Australia & New Zealand Bank said that about 10.5m tonnes of milling wheat in New South Wales, South Australia and Victoria, half the crop in these states, would escape being cut to feed quality.

The figure was higher than the total of 8.0m tonnes at best the bank estimated two weeks ago, when the region suffered particularly heavy rain, dumping more than three inches in one day on some farms.

"Post the major rainfall even a fortnight ago, the severity of quality downgrades hasn't been as based as first feared," ANZ (Australia and New Zealand Banking Group Limited) said.

While most areas had received further rains in the past week, "in general this is not expected to have led to a further deterioration in wheat quality".

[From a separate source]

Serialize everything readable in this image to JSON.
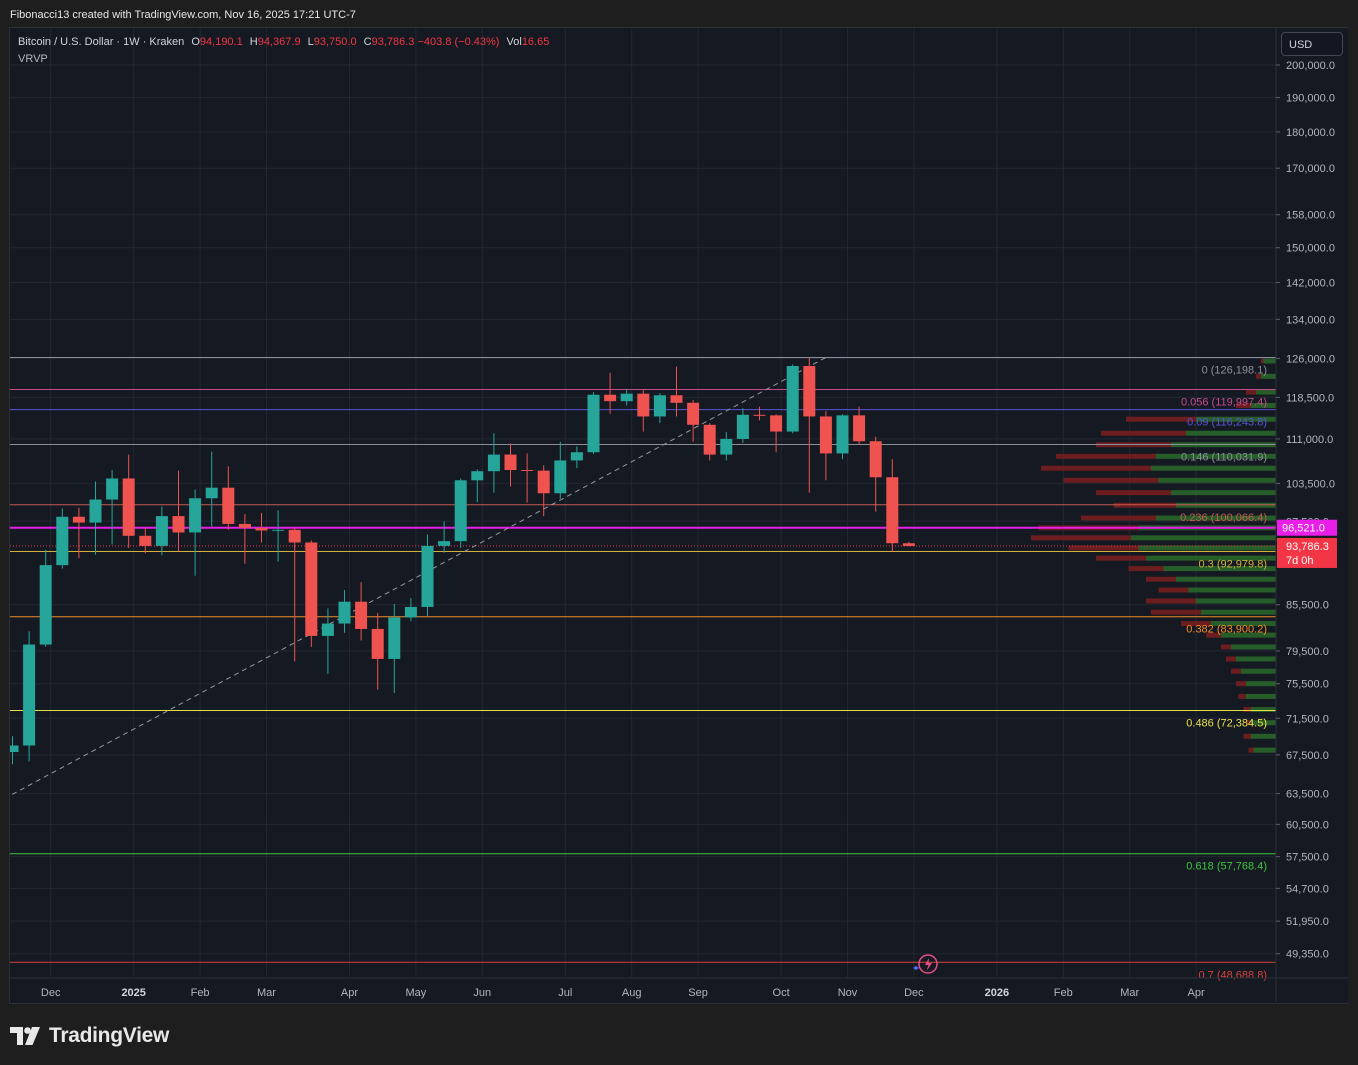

And although most growers were up to a month delayed on harvesting, with 60 per cent of the crop yet to be reaped in South Australia and parts of Victoria, the short term weather outlook was "fine" for areas furthest behind.

Financial Impact

Nonetheless, the level of damage "could wipe up to Aus $1 billion from the value of the national wheat crop", National Australia Bank analyst Michael Creed said.

"Much of Australia's east coast in November recorded more than double the November average [rainfall]," he said, estimating that about half of Australia's total wheat crop of 24m tonnes would be of "feed or downgraded quality".

However, taking into account higher prices of farm commodities, and the advantage to livestock farmers of watered pasture and an abundance of feed wheat, the net loss to Australian agriculture over the last month from the downpours was more modest.

Creed cut by Aus$300 million to Aus$46.7 billion his estimate for the value of Australia's farm production in 2010-11, and his forecast for farm incomes by Aus$200 million to Aus$10 billion.